Le consommateur-caméléon veut plus de personnalisation et de dialogue

Par 12 mars 2012
Mots-clés : Smart city, Amériques
double face

Pour véritablement tirer profit du fait que les individus sont désormais plus changeants et exigeants, les marques ne doivent pas hésiter à les impliquer et à proposer des services sur mesure.

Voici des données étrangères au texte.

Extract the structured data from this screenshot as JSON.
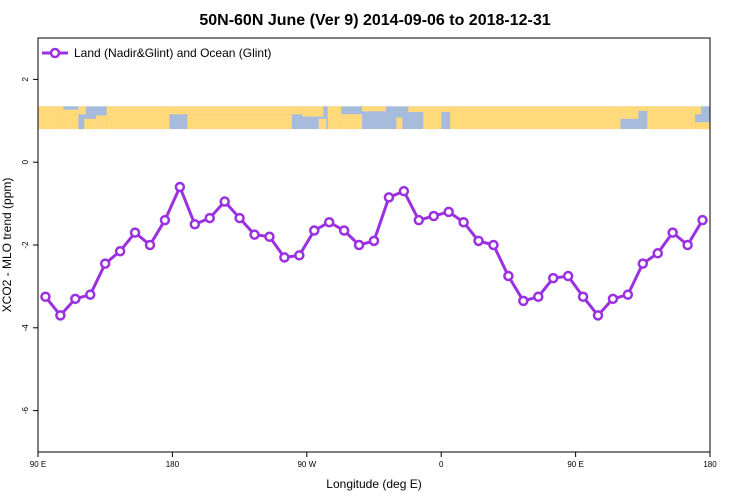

Même si les réseaux sociaux ont permis d'entrer plus facilement en contact avec les individus et surtout d'en savoir plus sur qui ils sont, la communication n'en est pas simplifiée pour autant. Dans un rapport sur les nouvelles tendances de consommation dans le monde, Ernst & Young met ainsi en exergue l'existence d'un "consommateur-caméléon". Ce dernier en sait plus sur la marque, alors que celle-ci ne capitalise pas encore véritablement sur les données qui pourraient lui permettre de mieux le connaître, et ses exigences semblent varier en fonction du temps et des saisons. Résultat : "Les clients ne peuvent plus être facilement classés par catégories", est-il souligné dans l'étude. Qui estime que seules les entreprises qui feront de réels et rapides efforts pour les connaître et pour transformer la totalité de leur opérations en fonction de leurs préférences pourront prospérer. 

De nouvelles tendances...

Le rapport conseille tout d'abord - sans grande surprise - d'engager le dialogue avec le consommateur mais sur des supports neutres gouvernés par des règles différentes, du genre des réseaux sociaux. Notamment parce que pour l'heure, 7 consommateurs sur 10 admettent faire plus confiance à leur réseau d'amis ou à des bloggeurs qu'à une marque pour le choix d'un produit. Ensuite, il serait nécessaire de surfer sur la vague de la personnalisation des services : offrir des variantes aux services proposés, ajouter en flexibilité en ce qui concerne la livraison ou encore adapter les moyens de paiements. Enfin, le rapport propose de faire du consommateur un partenaire de l'entreprise. Il constate ainsi que le consommateur souhaite de plus en plus que les produits et services qu'il achète soient fabriqués, vendus, livrés et mis en service de la manière qui l'arrange lui. D'où le fait qu'il serait prêt à s'investir dans la co-création des produits.

...à contrôler

Après tout qui mieux qu'un client peut savoir ce que veux un client ? L'article cite en exemple Giffgaff, un opérateur mobile dont L'Atelier s'était déjà fait l'écho, et qui propose des coûts de communication très bas. En effet c'est aux clients d'assurer la publicité et parfois le service après-vente. En échange, celui-ci reçoit en plus du temps de communication. Le taux de satisfaction de cet opérateur est de 90% et 63% de ses clients ont recommandé ce service à leurs amis. La preuve donc que faire participer les clients peut mener à une situation qui avantage tout le monde. A noter également qu'un fossé se creuse entre les pays développés et les pays émergents en ce qui concerne la fidélisation. Le rapport montre par exemple que 24% des personnes interrogées en Europe de l'Ouest se disent influencées par la marque au moment de l'achat contre 40% en Chine ou 34% au Brésil. Et on arrive à un même constat que ce soit dans les secteurs de l'informatique, du prêt-à-porter ou de l'automobile.